Improving Venetoclax and Other Targeted Therapies in AML

Zachary Braunstein, MD The Ohio State University | Jayastu Senapati, MBBS MD Anderson Cancer Center

Key Points

• Recent data support the efficacy of azacitidine and venetoclax for acute myeloid leukemia (AML), even in patients otherwise eligible for conventional chemotherapy.

• Genetic and genomic testing are crucial in patients with AML as more targeted therapies emerge.

• TP53-mutated AML remains without truly effective targeted therapies, and physicians should pursue rapid transplants for patients in this subgroup.

Optimizing Venetoclax and Other Targeted Therapies in AML

Jayastu Senapati, MBBS, of MD Anderson Cancer Center, and Zachary Braunstein, MD, of The Ohio State University, sat down at the 2025 ASH Annual Meeting (ASH 2025) to discuss the current landscape of targeted therapies and what unmet needs exist. 

Previously, data from the VIALE-A trial showed the value of adding venetoclax to azacitidine in patients ineligible for intensive induction chemotherapy. The phase 2 PARADIGM study compared azacitidine and venetoclax with induction chemotherapy in fit, younger patients with newly diagnosed AML without core binding factor fusions, FLT3 mutations, or NPM1 mutations (unless aged 60 years or older). Azacitidine and venetoclax improved event-free survival, overall response, and composite remission rates. 
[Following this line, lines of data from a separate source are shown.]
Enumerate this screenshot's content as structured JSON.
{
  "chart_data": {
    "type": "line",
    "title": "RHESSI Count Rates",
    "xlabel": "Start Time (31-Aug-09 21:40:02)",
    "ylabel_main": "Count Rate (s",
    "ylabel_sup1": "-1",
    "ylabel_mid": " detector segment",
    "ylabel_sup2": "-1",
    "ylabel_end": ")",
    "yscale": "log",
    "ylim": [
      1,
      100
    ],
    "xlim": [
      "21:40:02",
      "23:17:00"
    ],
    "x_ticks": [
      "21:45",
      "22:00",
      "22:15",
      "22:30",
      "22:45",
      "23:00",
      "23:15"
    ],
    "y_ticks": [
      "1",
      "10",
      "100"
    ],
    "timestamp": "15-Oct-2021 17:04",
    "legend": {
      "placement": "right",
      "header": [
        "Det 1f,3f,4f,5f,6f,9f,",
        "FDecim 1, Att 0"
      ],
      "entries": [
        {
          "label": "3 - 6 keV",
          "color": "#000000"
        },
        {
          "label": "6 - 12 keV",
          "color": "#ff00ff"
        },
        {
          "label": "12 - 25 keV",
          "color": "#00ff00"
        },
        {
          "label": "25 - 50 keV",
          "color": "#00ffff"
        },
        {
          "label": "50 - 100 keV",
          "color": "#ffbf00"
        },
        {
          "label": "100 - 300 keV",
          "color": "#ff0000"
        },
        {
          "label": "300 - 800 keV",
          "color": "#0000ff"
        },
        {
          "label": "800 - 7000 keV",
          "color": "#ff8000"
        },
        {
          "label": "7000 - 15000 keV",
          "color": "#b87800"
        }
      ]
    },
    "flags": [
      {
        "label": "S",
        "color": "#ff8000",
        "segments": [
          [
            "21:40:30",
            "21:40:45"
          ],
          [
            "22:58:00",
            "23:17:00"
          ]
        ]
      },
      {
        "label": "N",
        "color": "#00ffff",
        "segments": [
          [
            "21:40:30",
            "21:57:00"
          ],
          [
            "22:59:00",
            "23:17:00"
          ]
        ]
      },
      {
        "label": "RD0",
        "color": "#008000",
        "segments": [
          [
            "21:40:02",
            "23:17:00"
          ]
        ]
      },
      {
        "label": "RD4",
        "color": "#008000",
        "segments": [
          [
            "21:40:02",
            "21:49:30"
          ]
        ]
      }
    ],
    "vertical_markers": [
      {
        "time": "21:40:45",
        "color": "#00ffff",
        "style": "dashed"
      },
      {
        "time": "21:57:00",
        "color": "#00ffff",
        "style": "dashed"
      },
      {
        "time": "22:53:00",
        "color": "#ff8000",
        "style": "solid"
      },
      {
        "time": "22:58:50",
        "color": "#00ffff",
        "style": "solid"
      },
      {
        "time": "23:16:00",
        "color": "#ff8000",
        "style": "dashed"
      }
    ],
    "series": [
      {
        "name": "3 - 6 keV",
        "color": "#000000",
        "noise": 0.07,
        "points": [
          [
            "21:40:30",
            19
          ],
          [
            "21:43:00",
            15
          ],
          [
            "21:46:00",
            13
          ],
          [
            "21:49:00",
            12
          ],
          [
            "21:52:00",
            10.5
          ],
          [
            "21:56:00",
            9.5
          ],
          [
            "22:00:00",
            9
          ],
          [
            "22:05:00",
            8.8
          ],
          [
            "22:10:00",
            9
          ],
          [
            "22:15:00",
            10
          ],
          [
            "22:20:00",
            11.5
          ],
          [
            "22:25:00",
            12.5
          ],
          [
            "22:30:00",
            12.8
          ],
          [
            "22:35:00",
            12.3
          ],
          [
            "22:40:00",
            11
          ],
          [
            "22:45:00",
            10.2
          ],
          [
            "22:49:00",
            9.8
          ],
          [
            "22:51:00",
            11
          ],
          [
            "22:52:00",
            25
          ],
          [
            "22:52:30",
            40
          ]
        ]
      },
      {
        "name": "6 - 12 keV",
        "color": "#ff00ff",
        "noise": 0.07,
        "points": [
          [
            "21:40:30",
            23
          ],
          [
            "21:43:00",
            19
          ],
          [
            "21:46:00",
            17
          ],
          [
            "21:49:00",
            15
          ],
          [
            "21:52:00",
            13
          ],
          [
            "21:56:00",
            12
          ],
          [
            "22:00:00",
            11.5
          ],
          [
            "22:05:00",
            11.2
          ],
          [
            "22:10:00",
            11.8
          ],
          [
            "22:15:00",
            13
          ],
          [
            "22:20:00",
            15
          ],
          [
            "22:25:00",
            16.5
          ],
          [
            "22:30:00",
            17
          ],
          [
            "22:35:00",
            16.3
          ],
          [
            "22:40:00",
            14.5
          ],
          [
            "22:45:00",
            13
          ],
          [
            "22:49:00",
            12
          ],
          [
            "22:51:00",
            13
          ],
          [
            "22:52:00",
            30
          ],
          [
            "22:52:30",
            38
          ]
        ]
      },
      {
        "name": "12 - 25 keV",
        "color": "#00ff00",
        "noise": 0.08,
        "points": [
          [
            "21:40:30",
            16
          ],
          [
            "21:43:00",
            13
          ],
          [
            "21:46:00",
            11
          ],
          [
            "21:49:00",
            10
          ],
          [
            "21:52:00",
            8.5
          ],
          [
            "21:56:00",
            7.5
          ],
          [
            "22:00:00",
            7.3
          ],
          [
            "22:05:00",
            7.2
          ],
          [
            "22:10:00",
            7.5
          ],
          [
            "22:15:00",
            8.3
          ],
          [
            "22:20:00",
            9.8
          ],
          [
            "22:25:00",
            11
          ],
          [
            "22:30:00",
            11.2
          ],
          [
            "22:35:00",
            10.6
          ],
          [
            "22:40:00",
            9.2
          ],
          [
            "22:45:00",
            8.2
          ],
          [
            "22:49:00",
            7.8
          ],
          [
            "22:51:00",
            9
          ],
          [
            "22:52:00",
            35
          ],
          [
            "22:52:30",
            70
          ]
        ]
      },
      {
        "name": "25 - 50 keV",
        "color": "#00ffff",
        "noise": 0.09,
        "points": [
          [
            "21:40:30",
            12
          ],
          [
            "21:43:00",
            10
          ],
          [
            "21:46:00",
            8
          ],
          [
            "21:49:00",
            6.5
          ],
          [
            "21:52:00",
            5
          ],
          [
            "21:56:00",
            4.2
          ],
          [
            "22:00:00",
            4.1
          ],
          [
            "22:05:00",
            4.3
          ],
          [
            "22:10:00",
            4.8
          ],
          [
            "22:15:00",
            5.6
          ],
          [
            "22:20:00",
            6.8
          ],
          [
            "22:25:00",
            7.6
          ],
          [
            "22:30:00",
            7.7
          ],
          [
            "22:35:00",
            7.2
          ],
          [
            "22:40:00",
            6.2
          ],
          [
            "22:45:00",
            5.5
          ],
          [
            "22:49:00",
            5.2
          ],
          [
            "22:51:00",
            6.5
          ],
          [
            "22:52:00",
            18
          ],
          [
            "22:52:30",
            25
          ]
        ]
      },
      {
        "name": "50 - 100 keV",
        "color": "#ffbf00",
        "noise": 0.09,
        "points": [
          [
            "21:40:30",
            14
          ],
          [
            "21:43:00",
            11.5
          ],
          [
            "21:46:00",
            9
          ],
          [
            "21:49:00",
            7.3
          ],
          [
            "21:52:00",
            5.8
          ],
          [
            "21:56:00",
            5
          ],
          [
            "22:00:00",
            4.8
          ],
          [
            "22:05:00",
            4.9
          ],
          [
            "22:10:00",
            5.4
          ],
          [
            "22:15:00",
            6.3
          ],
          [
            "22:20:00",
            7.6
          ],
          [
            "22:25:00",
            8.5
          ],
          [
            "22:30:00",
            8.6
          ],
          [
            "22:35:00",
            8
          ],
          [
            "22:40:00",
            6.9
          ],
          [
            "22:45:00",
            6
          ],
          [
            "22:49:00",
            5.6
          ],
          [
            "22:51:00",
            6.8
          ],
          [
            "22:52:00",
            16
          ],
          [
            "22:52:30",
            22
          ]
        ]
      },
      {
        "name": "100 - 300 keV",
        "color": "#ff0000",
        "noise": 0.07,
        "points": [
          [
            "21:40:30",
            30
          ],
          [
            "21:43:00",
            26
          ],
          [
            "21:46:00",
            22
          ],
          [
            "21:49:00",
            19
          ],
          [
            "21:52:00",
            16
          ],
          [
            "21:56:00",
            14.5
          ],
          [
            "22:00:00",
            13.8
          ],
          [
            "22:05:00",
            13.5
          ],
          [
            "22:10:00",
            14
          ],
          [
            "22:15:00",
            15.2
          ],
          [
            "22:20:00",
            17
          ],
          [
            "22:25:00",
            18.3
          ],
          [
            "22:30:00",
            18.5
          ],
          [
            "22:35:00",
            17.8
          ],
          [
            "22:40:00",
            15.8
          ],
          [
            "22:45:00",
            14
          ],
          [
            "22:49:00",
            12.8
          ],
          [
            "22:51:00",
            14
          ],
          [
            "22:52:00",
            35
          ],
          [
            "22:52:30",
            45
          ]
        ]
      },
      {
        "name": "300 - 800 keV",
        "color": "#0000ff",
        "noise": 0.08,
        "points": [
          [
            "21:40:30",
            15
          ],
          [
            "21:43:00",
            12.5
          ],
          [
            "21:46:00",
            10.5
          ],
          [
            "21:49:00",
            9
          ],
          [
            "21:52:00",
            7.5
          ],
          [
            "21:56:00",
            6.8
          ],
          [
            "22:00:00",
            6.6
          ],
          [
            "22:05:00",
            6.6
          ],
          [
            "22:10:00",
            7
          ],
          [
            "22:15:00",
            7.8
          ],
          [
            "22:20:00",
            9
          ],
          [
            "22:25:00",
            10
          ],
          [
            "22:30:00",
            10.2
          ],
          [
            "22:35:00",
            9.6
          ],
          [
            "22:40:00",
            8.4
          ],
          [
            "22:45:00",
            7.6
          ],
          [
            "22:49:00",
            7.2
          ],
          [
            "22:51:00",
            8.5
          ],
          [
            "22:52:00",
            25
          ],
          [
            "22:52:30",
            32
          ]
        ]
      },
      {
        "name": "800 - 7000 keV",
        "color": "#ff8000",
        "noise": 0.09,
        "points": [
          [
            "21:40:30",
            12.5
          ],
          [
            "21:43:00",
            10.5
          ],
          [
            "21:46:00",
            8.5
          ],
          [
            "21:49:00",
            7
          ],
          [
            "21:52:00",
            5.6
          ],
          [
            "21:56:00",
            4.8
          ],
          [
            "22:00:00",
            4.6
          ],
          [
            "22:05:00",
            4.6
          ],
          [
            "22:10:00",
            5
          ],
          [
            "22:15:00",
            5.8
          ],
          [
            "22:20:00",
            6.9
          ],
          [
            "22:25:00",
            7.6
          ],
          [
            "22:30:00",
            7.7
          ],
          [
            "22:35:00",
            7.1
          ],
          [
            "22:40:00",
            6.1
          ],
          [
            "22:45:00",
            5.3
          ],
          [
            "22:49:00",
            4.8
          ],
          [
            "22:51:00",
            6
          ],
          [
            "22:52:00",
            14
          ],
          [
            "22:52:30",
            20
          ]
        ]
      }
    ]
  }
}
Among responders in either arm, a greater proportion of those treated with azacitidine and venetoclax proceeded to hematopoietic cell transplant compared with chemotherapy, according to the ASH 2025 presentation.
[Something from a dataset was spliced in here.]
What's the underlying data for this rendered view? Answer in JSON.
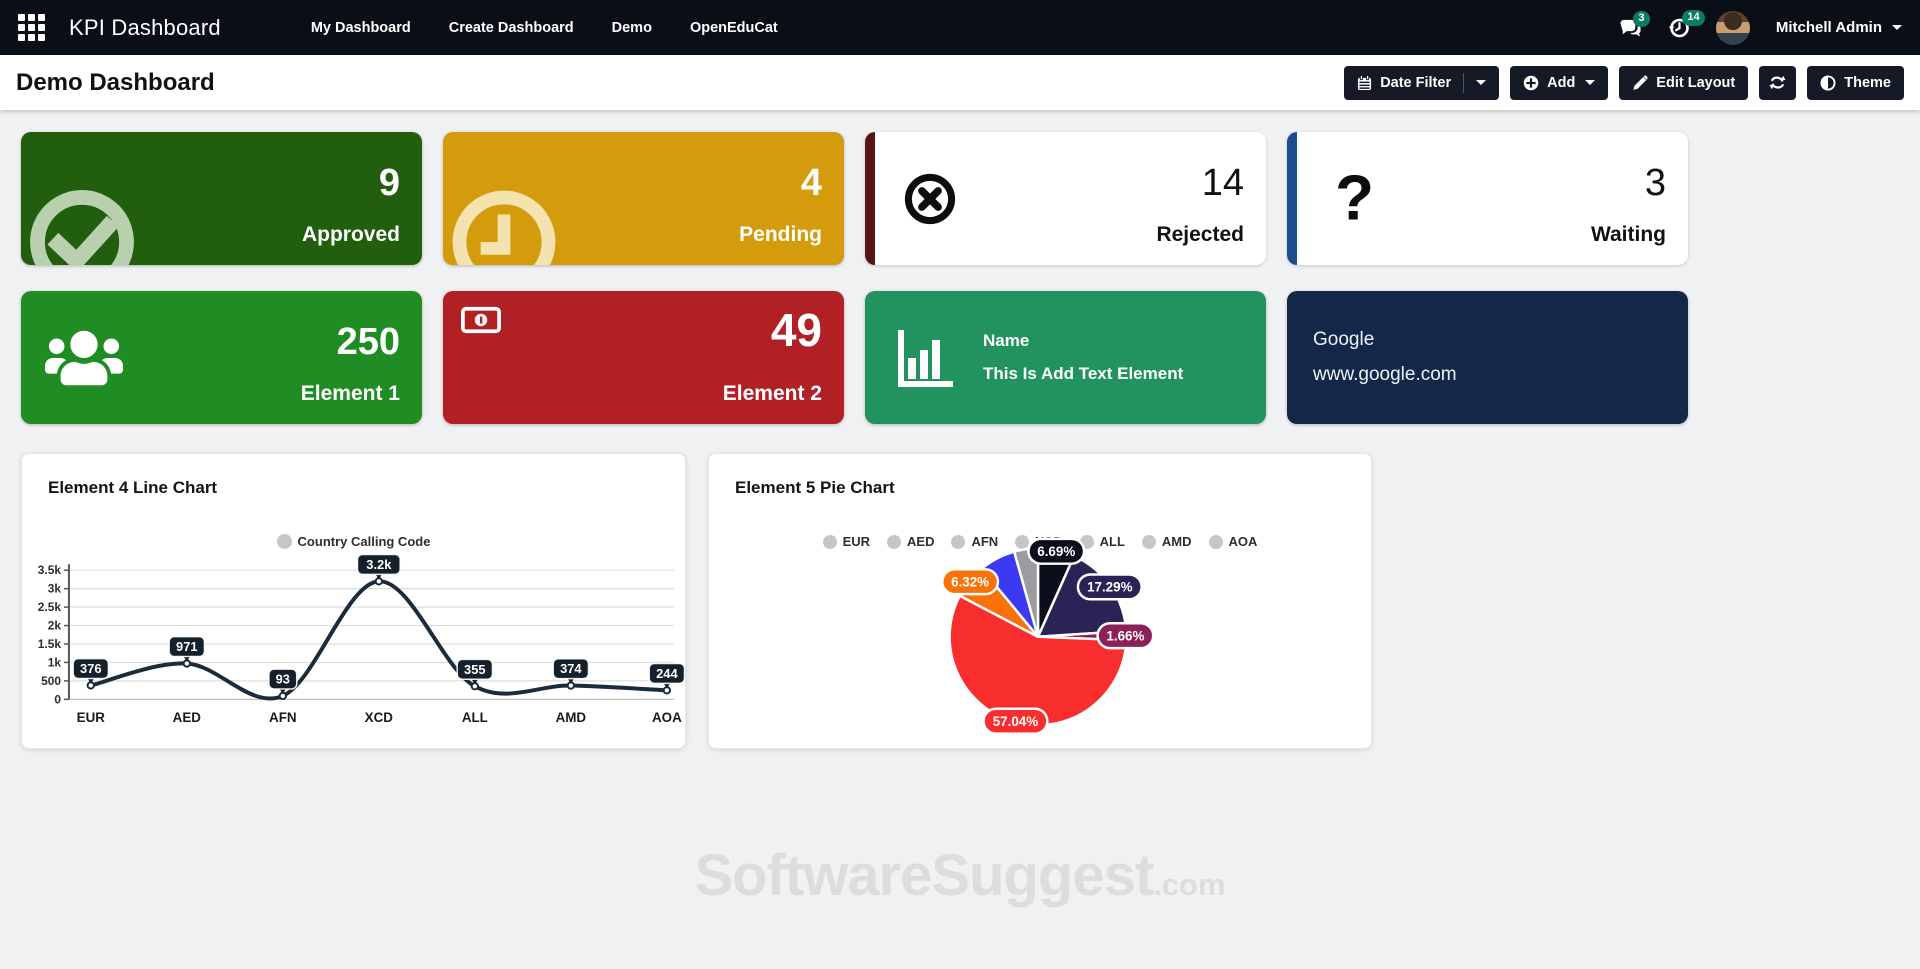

The data from PARADIGM support the value of azacitidine and venetoclax in patients with AML, but the next step may be to combine azacitidine and venetoclax with other targeted therapies, said Dr. Senapati. 
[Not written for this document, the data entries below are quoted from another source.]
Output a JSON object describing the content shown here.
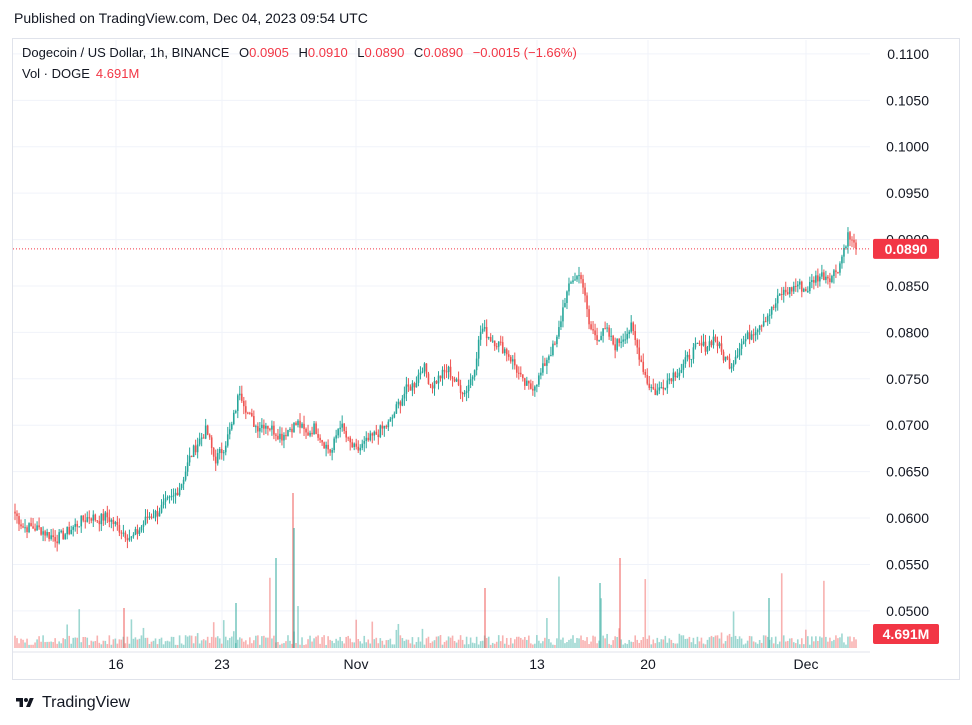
{
  "header": {
    "published": "Published on TradingView.com, Dec 04, 2023 09:54 UTC"
  },
  "legend": {
    "symbol": "Dogecoin / US Dollar, 1h, BINANCE",
    "o_label": "O",
    "o_value": "0.0905",
    "h_label": "H",
    "h_value": "0.0910",
    "l_label": "L",
    "l_value": "0.0890",
    "c_label": "C",
    "c_value": "0.0890",
    "change": "−0.0015 (−1.66%)",
    "vol_label": "Vol · DOGE",
    "vol_value": "4.691M"
  },
  "price_tag": "0.0890",
  "volume_tag": "4.691M",
  "footer": {
    "brand": "TradingView"
  },
  "colors": {
    "up": "#26a69a",
    "down": "#ef5350",
    "last_price": "#f23645",
    "grid": "#f0f3fa",
    "axis_text": "#131722"
  },
  "chart_data": {
    "type": "candlestick",
    "title": "Dogecoin / US Dollar, 1h, BINANCE",
    "x_ticks": [
      "16",
      "23",
      "Nov",
      "13",
      "20",
      "Dec"
    ],
    "y_ticks": [
      "0.1100",
      "0.1050",
      "0.1000",
      "0.0950",
      "0.0900",
      "0.0850",
      "0.0800",
      "0.0750",
      "0.0700",
      "0.0650",
      "0.0600",
      "0.0550",
      "0.0500"
    ],
    "ylim": [
      0.046,
      0.1115
    ],
    "last_price": 0.089,
    "volume_last": "4.691M",
    "grid": true,
    "series": [
      {
        "name": "DOGEUSD",
        "close_path": [
          0.0605,
          0.059,
          0.059,
          0.0588,
          0.0582,
          0.0578,
          0.0583,
          0.059,
          0.0597,
          0.0602,
          0.0598,
          0.0602,
          0.0593,
          0.0585,
          0.0578,
          0.0588,
          0.0602,
          0.0605,
          0.0615,
          0.0622,
          0.0638,
          0.0665,
          0.0682,
          0.0695,
          0.0662,
          0.0675,
          0.0698,
          0.0738,
          0.0712,
          0.0698,
          0.0702,
          0.0695,
          0.0688,
          0.0697,
          0.0702,
          0.069,
          0.0698,
          0.0682,
          0.067,
          0.0703,
          0.0682,
          0.0672,
          0.068,
          0.0688,
          0.0695,
          0.0702,
          0.0722,
          0.0738,
          0.0745,
          0.0765,
          0.0742,
          0.0752,
          0.076,
          0.0745,
          0.0735,
          0.0755,
          0.0805,
          0.0795,
          0.0788,
          0.078,
          0.0765,
          0.0745,
          0.074,
          0.0752,
          0.0775,
          0.0788,
          0.0835,
          0.0858,
          0.0862,
          0.0805,
          0.0795,
          0.0802,
          0.0785,
          0.0795,
          0.0805,
          0.0775,
          0.0745,
          0.0735,
          0.0745,
          0.0755,
          0.076,
          0.0775,
          0.0785,
          0.0785,
          0.0795,
          0.0775,
          0.0765,
          0.0785,
          0.0795,
          0.0805,
          0.0815,
          0.0825,
          0.0842,
          0.0845,
          0.0852,
          0.0845,
          0.0858,
          0.0862,
          0.086,
          0.0872,
          0.0905,
          0.089
        ]
      }
    ],
    "volume_spikes": [
      "12",
      "13",
      "20",
      "27",
      "28",
      "30"
    ]
  }
}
As more targeted therapies are developed, genomic and genetic testing are more important than ever to guide treatment decisions. Dr. Senapati suggested community oncologists perform mutational testing as rapidly as possible so patients who carry one of the ever-growing list of targetable alterations can benefit from novel therapies. 

For subgroups in which targeted therapies are less effective, such as secondary AML or TP53-mutated AML, physicians should pursue rapid transplants before patients become ineligible, Dr. Senapati said.